Turismo in Umbria: aumentano le strutture extralberghiere, diminuiscono gli hotel

Bed & breakfast e case-vacanze hanno visto un incremento del 24%, pari a 1.189 nuove strutture, portando il totale a oltre 6.000

L’Umbria, conosciuta per la sua ricca storia e la sua incantevole bellezza naturale, ha recentemente attraversato un periodo di significative trasformazioni nel settore turistico. Una recente analisi condotta da Aur, Agenzie Umbria Ricerche, rivela una serie di tendenze interessanti che hanno caratterizzato il turismo regionale tra il 2019 e il 2023.

Dal 2019 al 2023, l’Umbria ha sperimentato una marcata crescita nel numero di strutture extralberghiere, che includono agriturismi, bed & breakfast, affittacamere e case/appartamento per vacanze. Queste strutture hanno registrato un incremento del 24%, pari a 1.189 nuove strutture, portando il totale a oltre 6.000. Al contrario, il numero di hotel da 1 a 3 stelle ha visto una netta diminuzione, sia in termini di strutture sia di posti letto.

Nel 2023, il totale dei posti letto nelle strutture alberghiere è diminuito del 10%, con una significativa riduzione di oltre 60 strutture alberghiere, che ora ammontano a 446. Tuttavia, gli hotel a 5 stelle hanno mostrato una tendenza opposta, con un aumento del 20,9% rispetto al 2019.

L’occupazione media nelle strutture alberghiere ha mostrato risultati positivi, con un incremento che varia dal 5,6% per gli hotel a 4 stelle fino al 43,1% per quelli a due stelle. Tuttavia, la situazione è diversa per le strutture extralberghiere, dove si registra un calo nell’occupazione.

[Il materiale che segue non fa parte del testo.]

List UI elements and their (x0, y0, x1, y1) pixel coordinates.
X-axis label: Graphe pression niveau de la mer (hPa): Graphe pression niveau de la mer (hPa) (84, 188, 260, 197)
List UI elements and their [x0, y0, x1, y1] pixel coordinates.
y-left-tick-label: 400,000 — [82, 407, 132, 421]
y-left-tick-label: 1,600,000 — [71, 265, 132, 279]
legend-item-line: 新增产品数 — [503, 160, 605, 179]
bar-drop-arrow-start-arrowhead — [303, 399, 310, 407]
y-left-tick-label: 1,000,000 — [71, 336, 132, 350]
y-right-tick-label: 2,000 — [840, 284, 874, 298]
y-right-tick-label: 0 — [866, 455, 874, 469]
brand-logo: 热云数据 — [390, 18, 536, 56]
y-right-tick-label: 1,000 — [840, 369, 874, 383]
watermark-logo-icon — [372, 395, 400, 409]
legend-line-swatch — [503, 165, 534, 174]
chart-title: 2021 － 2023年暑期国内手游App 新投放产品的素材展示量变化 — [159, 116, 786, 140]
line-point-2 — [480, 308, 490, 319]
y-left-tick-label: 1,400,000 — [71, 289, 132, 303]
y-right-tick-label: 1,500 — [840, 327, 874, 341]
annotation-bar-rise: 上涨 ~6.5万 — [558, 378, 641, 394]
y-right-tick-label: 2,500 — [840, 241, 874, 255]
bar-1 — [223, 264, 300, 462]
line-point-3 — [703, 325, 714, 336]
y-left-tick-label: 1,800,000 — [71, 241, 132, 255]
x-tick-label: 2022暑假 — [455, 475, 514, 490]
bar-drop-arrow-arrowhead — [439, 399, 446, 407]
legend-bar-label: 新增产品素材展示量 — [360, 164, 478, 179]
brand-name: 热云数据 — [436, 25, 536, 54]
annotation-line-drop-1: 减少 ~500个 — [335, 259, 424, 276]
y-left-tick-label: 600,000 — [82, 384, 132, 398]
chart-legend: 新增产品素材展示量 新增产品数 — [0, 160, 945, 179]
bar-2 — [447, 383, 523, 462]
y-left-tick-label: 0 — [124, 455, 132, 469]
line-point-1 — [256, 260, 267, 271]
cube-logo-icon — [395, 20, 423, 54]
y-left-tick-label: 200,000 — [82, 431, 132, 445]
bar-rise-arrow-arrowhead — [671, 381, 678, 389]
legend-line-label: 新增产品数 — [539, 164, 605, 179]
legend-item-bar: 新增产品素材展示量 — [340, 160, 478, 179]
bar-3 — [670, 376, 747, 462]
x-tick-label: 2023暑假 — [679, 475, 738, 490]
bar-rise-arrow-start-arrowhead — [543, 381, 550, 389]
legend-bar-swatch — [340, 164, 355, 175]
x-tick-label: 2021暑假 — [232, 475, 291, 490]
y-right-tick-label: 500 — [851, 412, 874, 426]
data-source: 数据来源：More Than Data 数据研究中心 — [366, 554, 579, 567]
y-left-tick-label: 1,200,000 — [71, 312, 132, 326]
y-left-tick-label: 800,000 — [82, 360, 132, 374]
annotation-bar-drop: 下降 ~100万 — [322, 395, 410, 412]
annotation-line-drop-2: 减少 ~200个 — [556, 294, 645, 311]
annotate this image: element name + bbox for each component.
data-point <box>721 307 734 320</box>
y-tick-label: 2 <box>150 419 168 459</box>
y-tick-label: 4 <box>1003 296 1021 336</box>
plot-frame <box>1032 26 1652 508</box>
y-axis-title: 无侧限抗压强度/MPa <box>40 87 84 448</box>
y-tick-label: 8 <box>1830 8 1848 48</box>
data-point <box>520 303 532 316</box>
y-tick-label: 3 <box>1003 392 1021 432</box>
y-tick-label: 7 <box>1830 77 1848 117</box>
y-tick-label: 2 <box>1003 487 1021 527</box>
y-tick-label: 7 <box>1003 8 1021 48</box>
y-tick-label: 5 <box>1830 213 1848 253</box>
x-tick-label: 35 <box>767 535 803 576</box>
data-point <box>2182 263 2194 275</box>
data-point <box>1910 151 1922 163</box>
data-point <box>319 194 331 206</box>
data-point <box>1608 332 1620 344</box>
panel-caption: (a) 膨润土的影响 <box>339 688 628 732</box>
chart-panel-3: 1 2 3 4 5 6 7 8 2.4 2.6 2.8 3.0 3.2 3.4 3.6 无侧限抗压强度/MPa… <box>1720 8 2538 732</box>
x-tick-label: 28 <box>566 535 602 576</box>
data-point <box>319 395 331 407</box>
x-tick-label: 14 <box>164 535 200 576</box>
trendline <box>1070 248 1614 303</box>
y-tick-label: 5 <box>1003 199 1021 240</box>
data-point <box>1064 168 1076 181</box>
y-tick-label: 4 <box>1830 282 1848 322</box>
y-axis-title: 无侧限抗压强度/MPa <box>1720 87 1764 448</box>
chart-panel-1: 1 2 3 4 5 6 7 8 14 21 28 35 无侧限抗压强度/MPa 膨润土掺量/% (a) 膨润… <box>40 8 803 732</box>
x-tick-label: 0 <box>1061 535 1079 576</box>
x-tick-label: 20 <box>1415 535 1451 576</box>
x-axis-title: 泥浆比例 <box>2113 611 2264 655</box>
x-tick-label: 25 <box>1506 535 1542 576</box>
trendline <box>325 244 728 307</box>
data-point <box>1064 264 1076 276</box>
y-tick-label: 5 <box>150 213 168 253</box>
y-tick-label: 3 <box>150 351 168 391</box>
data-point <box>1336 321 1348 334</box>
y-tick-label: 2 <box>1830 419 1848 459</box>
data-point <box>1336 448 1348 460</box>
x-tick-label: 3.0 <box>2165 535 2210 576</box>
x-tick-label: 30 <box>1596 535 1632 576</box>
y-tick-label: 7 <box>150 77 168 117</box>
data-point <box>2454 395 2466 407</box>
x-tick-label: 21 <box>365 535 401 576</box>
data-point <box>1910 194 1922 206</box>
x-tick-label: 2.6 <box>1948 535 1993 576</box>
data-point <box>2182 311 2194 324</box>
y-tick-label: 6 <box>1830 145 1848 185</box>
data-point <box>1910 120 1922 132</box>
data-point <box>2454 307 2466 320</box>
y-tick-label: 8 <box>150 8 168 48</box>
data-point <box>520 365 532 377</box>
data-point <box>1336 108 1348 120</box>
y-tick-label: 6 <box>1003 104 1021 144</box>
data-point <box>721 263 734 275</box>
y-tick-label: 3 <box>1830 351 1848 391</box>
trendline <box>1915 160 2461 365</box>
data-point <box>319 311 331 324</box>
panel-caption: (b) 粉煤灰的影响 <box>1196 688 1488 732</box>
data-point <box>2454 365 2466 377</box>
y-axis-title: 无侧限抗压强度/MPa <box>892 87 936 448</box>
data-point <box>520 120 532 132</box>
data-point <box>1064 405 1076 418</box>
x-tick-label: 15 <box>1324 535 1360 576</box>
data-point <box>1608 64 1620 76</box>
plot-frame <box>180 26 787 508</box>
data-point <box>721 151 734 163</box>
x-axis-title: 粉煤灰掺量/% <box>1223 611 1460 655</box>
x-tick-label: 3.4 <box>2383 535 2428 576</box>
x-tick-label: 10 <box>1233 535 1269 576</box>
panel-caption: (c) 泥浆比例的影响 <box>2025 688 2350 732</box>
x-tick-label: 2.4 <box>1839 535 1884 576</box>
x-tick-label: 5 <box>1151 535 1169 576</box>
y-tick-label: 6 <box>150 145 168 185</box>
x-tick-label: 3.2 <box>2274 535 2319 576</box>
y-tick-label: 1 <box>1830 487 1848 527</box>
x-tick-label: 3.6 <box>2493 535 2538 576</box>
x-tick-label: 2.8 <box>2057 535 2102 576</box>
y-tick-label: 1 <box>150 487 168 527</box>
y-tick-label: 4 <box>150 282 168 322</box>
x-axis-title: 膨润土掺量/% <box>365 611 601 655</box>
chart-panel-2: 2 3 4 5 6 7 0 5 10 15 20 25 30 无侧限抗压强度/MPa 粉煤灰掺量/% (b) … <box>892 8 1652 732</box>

Giuseppe Coco, un esperto del settore, sottolinea come l’Umbria, a differenza di destinazioni come Napoli, Firenze, Roma o Milano, abbia sperimentato una crescita meno pronunciata in hotel di alto livello, capaci di offrire un mix di lifestyle italiano e cultura locale. Questo ha limitato l’attrattiva del sistema turistico regionale e mantenuto bassa la spesa media dei turisti, stimata per il 2022 a 97,3 euro.

Nonostante il flusso di quasi 7 milioni di turisti in nove mesi, l’Umbria affronta la sfida di ampliare il suo appeal turistico. La regione si trova in una fase di transizione, con un incremento delle strutture extralberghiere e una diminuzione degli hotel di fascia bassa. Ciò riflette un cambiamento nelle preferenze dei viaggiatori e nelle offerte turistiche.